Restrictions et suspensions
Avec ses faunes uniques, Madagascar se trouve au cœur des trafics. « Le premier défi serait de stopper les trafics ». C’est en forme d’une évidence que Rojosoa Rakotonanahary, le doyen des juges du Pôle Anti-Corruption (PAC) avait dressé le premier challenge de la lutte contre commerce illégal d’espèces sauvages et de la corruption qui l’entoure, lors du deuxième Forum National de lutte contre le trafic d’espèces sauvages qui s’est tenu à Antananarivo, les 13 et 14 août 2024.
Aussi bien sur papier qu’en pratique, cette lutte est difficile tant de nombreux facteurs entrent en compte. Malgré la longue période de restrictions et suspensions du commerce de nombreuses espèces remontant à 1994, les reptiles et les amphibiens malgaches sont encore commercialisés sur les marchés mondiaux des animaux de compagnie exotiques, à l’image des tortues radiées et des lémuriens.
L’une des difficultés de la lutte résiderait dans le manque de compétences et de savoir-faire des agents et des administrations en charge de cette lutte. « C’est un constat : les administrations spécialisées n’ont pas le savoir-faire. Les agents du MEDD et des douanes, qui ont la qualité de police judiciaire, sont davantage habitués aux enquêtes de flagrance. Or dans la plupart des situations, les enquêtes méritent d’être menées au fond. In fine, le PAC incite à ce que la police nationale ou la gendarmerie mène des enquêtes pour plus de célérité », déplore le doyen des juges du Pôle Anti-Corruption. « Les forces de l’ordre ont une expérience particulière », avait soutenu le commissaire Ainarivonjy Olivier Andriamasy, directeur de la discipline et de la lutte contre la corruption au sein du Ministère de la Sécurité publique (MSP), pour abonder dans le sens du magistrat.
Tolérance zéro
Le Code de Gestion des Aires Protégées prévoit divers instruments répressifs comme les peines contre les auteurs d’infractions sur toute l’étendue de toute aire protégé, le « prélèvement ou toute altération d’animaux, de végétaux, de monuments ou de tout autre objet sans autorisation Ministère chargé des Aires Protégées après conforme avis du gestionnaire » ou le « vol et recel de vol d’animaux, de végétaux, autres produits ou objets du site » ((article 55). Des peines allant d’une amende comprise entre 100 millions et 2 milliards d’ariary aux travaux forcés sont prévues.

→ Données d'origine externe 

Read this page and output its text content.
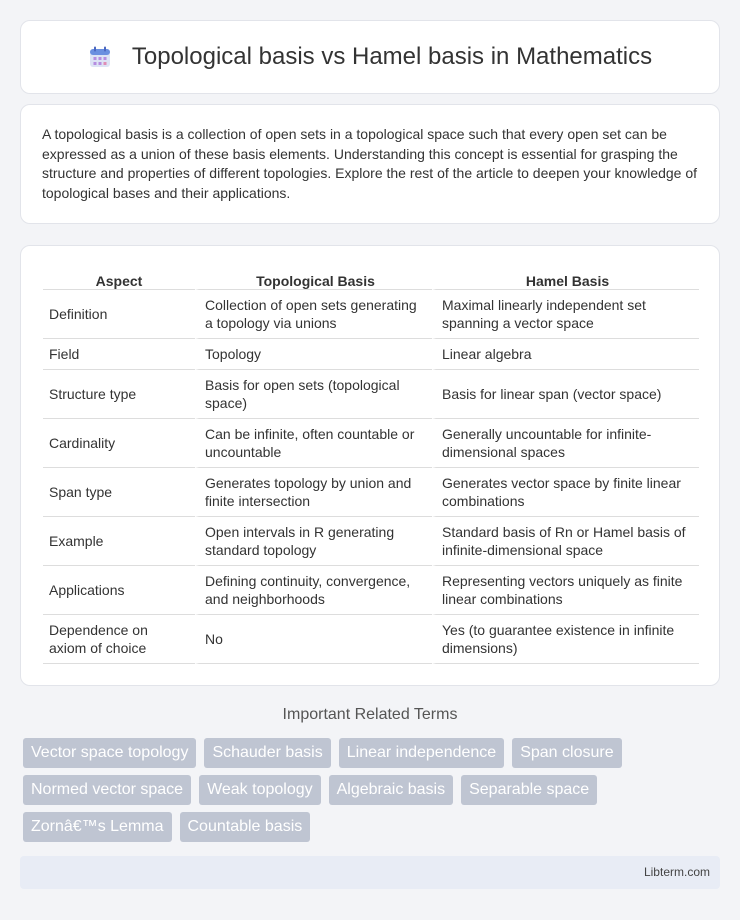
Topological basis vs Hamel basis in Mathematics

A topological basis is a collection of open sets in a topological space such that every open set can be expressed as a union of these basis elements. Understanding this concept is essential for grasping the structure and properties of different topologies. Explore the rest of the article to deepen your knowledge of topological bases and their applications.

Aspect	Topological Basis	Hamel Basis
Definition	Collection of open sets generating a topology via unions	Maximal linearly independent set spanning a vector space
Field	Topology	Linear algebra
Structure type	Basis for open sets (topological space)	Basis for linear span (vector space)
Cardinality	Can be infinite, often countable or uncountable	Generally uncountable for infinite-dimensional spaces
Span type	Generates topology by union and finite intersection	Generates vector space by finite linear combinations
Example	Open intervals in R generating standard topology	Standard basis of Rn or Hamel basis of infinite-dimensional space
Applications	Defining continuity, convergence, and neighborhoods	Representing vectors uniquely as finite linear combinations
Dependence on axiom of choice	No	Yes (to guarantee existence in infinite dimensions)
Important Related Terms
Vector space topology	Schauder basis	Linear independence	Span closure
Normed vector space	Weak topology	Algebraic basis	Separable space
Zornâ€™s Lemma	Countable basis
Libterm.com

« Nous n’avons jamais entendu que ces dispositions aient été prises sur quelqu’un. Il est plutôt d’usage que quand quelqu’un est pris en flagrant délit, il fait appel aux “interventions”. La personne fait appel aux dépositaires de l’administration, ou manigance auprès de la justice. C’est là que la corruption intervient », regrette Gérard Rambeloarisoa, Chief of party du Projet Mizana.
A Madagascar, condamner un trafiquant d’espèces sauvages reste d’exception plutôt que la règle. « Il est difficile de recueillir des preuves le long de la chaîne de contrôle, de constituer un dossier solide permettant d’engager des poursuites et de sensibiliser les juges à la gravité de la criminalité liée aux espèces sauvages », soulignaient les chercheurs Krishnasamy et Zavagli, même si la politique dite de la « tolérance zéro » est mise en œuvre. « Nous adoptons une politique de tolérance zéro. S’il y a une infraction, il y a traduction dans la justice », glisse le directeur général de la gouvernance au sein du MEDD. Sur ce sujet, durant le deuxième Forum National de lutte contre le trafic d’espèces sauvages, Anthony Ramarolahihaingonirainy, directeur général de l’Ecole nationale de la magistrature et des greffes (ENMG), avait jeté un pavé dans la mare.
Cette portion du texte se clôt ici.